Occupation de l'espace
dans la classe
En classe, on observe des attitudes différentes entre les filles et garçons. Ce sont en grande majorité ces derniers qui occupent et dominent l’espace sonore : ils coupent la parole, répondent à la place des autres, font fréquemment du bruit pour signaler leur présence, bougent beaucoup. À la différence des filles qui demandent presque systématiquement l’autorisation pour prendre la parole, leurs comportements sont marqués le plus souvent par l’attention, l’écoute et le calme. Elles sont plus silencieuses, plus discrètes, plus passives, et déploient des stratégies qui consistent à demeurer dans l’ombre et à laisser l’espace aux garçons.
Une occupation du temps et de l’espace inégalitaire
Dans un article, Nicole Mosconi, philosophe et professeure des sciences de l’éducation, cherche à comprendre comment les pratiques enseignantes fabriquent de l’inégalité entre les sexes?
Des enquêtes vidéos qu’elle réalise dans des classes montrent qu’en moyenne 2/3 des interactions profs/élèves en classe ont lieu avec des garçons, contre 1/3 avec les filles. Ces chiffres dissimulent une norme implicite favorisant les garçons, la preuve étant que lorsque que l’on essaie de rétablir un traitement égal, les garçons se sentent négligés, et les enseignant.e.s partagent ce sentiment.
Ainsi, une norme implicite de neutralité consiste pour un.e enseignant.e à favoriser les garçons en temps d’attention et à avoir plus de tolérance pour leur indiscipline. Ces interactions véhiculent aussi un message caché : il est légitime que les filles reçoivent moins d’attention et de temps que les garçons, car leur place est secondaire, elles doivent prendre moins de place physiquement et intellectuellement.

L’enseignant.e intègre à son insu dans ses pratiques la dominance sociale du groupe masculin.
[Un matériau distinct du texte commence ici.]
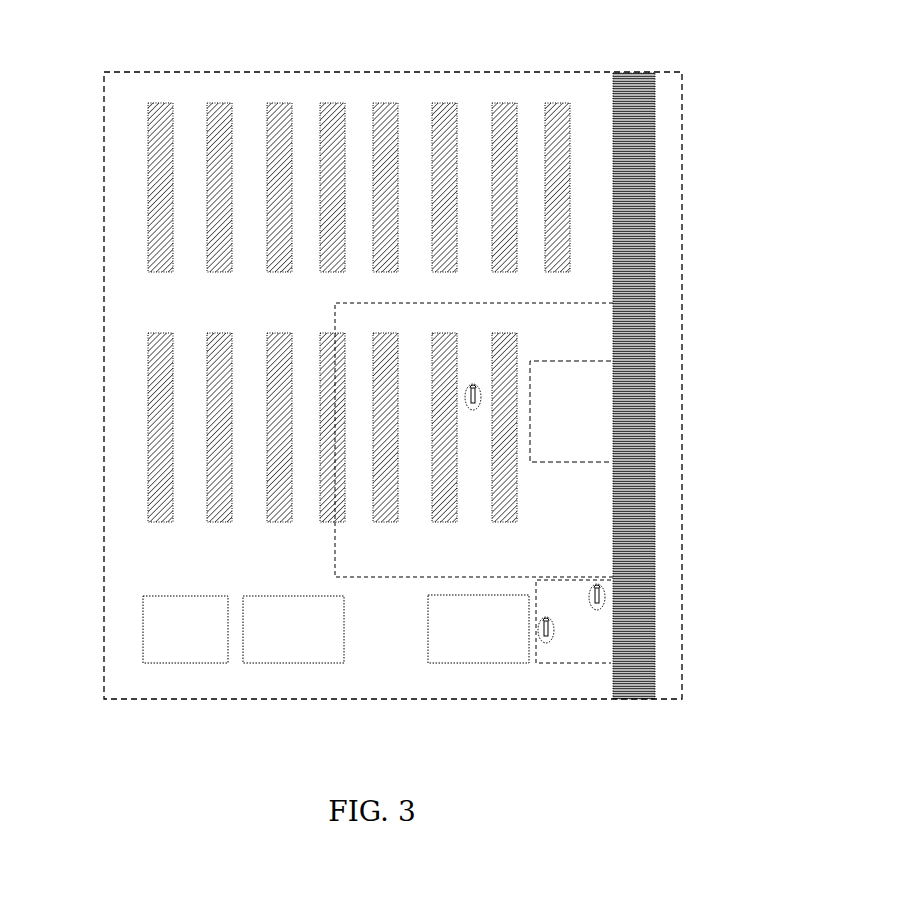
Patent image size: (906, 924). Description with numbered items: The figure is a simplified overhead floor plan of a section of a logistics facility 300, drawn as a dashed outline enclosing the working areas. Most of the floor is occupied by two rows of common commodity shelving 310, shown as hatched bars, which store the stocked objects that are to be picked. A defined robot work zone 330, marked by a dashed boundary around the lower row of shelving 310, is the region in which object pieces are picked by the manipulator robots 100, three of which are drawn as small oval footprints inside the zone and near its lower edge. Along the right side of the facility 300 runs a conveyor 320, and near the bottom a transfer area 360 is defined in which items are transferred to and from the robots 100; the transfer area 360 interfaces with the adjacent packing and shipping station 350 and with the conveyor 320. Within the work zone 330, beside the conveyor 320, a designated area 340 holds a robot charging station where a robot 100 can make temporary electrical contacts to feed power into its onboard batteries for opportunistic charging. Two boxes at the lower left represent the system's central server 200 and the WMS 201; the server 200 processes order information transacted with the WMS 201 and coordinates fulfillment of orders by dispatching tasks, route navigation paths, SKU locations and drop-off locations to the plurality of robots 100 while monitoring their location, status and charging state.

The manipulator robot 100 is at (558, 632).
The central server 200 is at (293, 629).
The WMS 201 is at (185, 629).
The logistics facility 300 is at (128, 68).
The common commodity shelving 310 is at (306, 312).
The conveyor 320 is at (642, 117).
The robot work zone 330 is at (588, 298).
The charging station area 340 is at (605, 390).
The packing and shipping station 350 is at (465, 667).
The transfer area 360 is at (577, 667).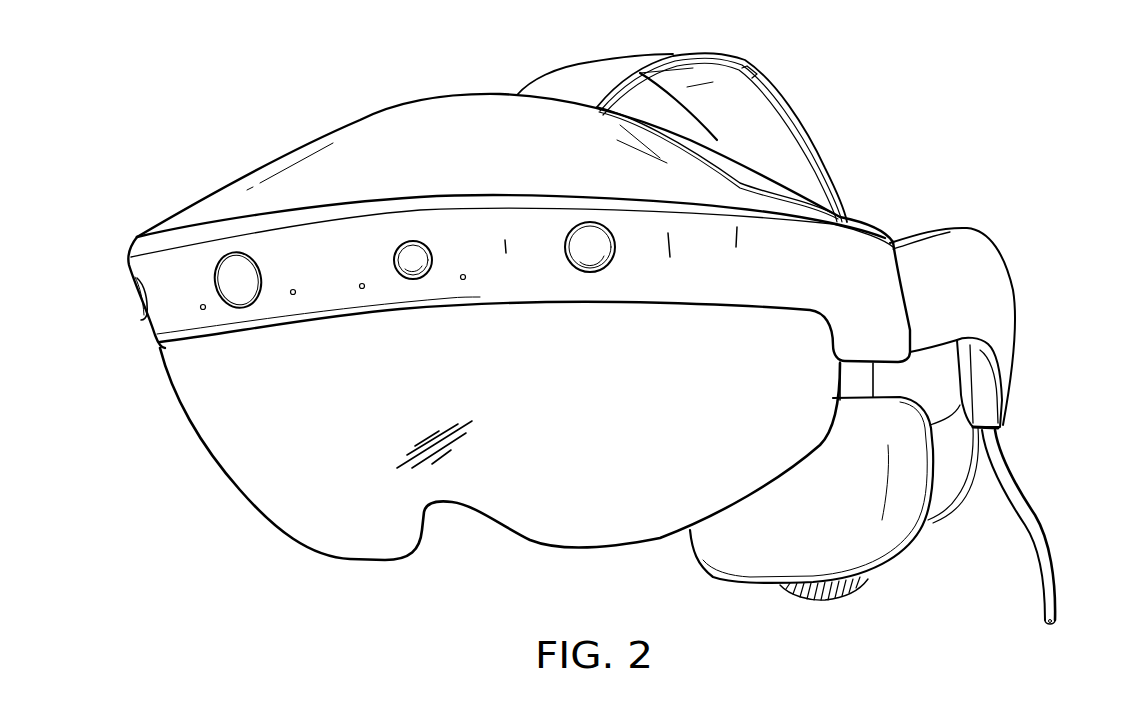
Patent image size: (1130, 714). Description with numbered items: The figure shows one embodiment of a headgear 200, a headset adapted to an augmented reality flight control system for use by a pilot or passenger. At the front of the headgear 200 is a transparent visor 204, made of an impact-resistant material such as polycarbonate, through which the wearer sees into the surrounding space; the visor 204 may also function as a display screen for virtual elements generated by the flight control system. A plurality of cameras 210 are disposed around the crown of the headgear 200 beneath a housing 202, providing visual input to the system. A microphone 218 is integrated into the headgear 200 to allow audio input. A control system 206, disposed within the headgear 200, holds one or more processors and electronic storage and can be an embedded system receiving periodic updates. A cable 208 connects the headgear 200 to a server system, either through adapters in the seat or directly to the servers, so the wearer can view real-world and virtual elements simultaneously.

The headgear 200 is at (890, 68).
The housing 202 is at (338, 131).
The visor 204 is at (236, 490).
The control system 206 is at (889, 578).
The cable 208 is at (1058, 582).
The cameras 210 is at (134, 300).
The microphone 218 is at (296, 291).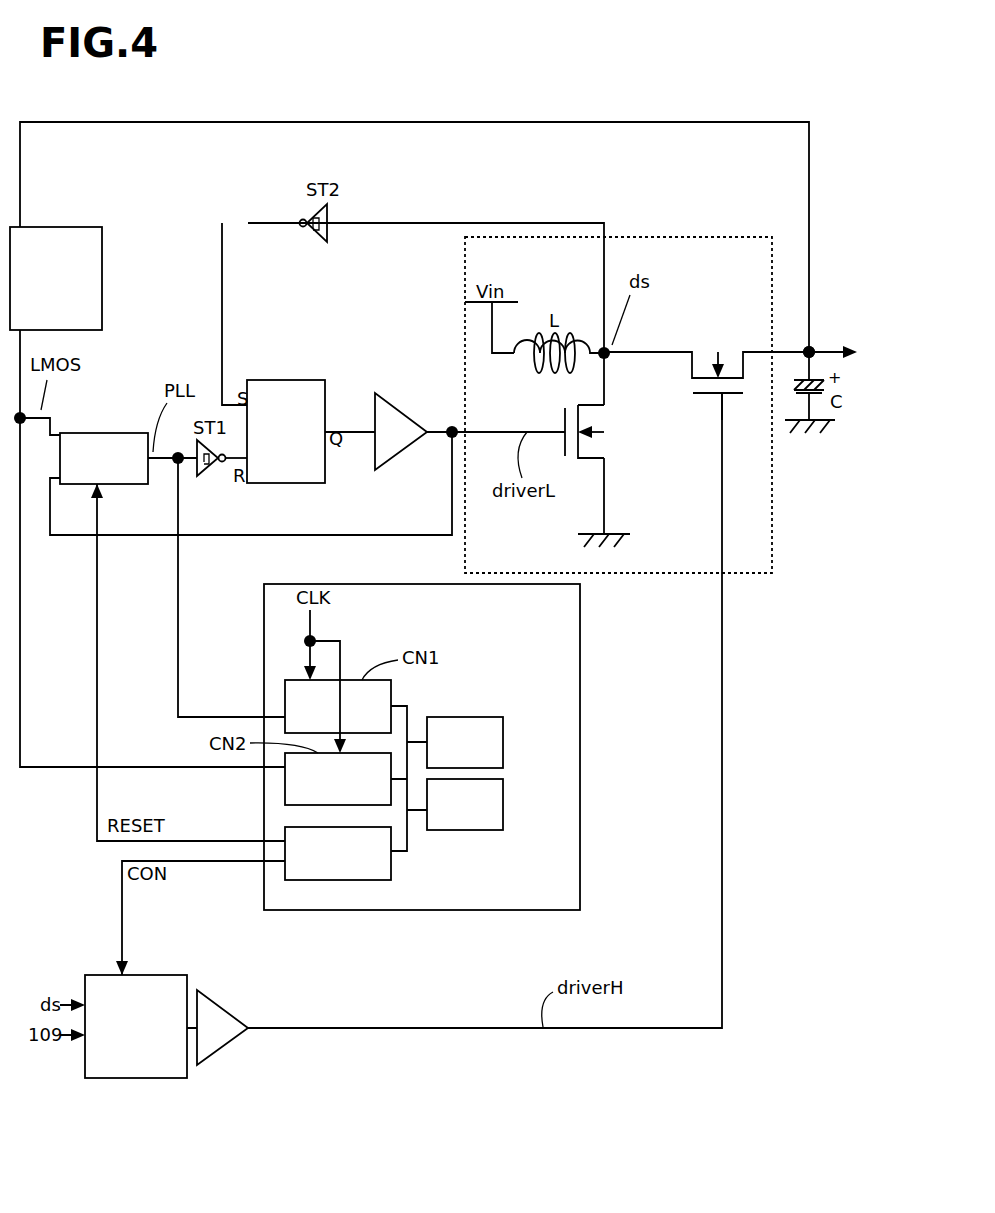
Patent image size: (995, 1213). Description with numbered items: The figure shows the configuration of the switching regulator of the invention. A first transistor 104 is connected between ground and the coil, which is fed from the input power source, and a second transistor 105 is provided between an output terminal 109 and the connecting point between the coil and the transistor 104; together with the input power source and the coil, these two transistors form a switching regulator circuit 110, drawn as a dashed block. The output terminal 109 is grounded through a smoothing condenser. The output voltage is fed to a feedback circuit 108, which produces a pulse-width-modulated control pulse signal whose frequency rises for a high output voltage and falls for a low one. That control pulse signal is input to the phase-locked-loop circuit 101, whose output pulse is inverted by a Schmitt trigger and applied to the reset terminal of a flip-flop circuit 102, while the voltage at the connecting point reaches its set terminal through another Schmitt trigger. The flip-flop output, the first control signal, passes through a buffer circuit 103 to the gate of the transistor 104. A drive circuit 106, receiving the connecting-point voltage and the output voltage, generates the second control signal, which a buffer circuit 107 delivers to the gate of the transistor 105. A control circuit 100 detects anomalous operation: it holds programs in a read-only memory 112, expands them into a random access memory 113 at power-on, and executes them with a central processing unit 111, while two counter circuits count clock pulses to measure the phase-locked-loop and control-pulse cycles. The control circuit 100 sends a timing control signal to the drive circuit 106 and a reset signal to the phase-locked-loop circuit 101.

On observe également un double standard : un maître écrit sur ses élèves «Brahim et Imad, très vivants» alors que «Sarah est perturbatrice».
Des différences dans la qualité des interactions
Nicole Mosconi montre qu’en plus des différences de temps accordés, il existe des différences dans la qualité des interactions entre un.e enseignant.e et une fille ou un.e enseignant.e et un garçon de même position scolaire. On aura plus tendance à dire à un garçon «explique», «réfléchis», «tu comprends» alors qu’on dira plutôt à une fille : «fais-le», «écris-le» ou encore «dis-nous».

Elle observe aussi que les filles sont plutôt interrogées pour rappeler des savoirs vus lors des séances précédentes alors que les garçons sont plutôt interrogés pour construire des savoirs nouveaux. Inconsciemment, on a encore tendance à penser que les garçons réussissent par leur capacités alors que les filles réussissent par leur travail.
Ces différences d’attentes des professeurs, peuvent expliquer des différences d’orientation et de perception de soi. En effet, les performances d'un sujet varient, en fonction du degré de croyance en sa réussite. Ainsi un.e élève dont le professeur.e aura de plus grandes attentes en mathématiques, aura tendance à progresser dans ce domaine.

Les enseignant.e.s contribuent donc à constituer un rapport au savoir différent pour les filles et pour les garçons. La mixité n’est qu’apparente et on éduque inconsciemment les deux sexes à un apprentissage de leurs positions sociales et cognitives inégales.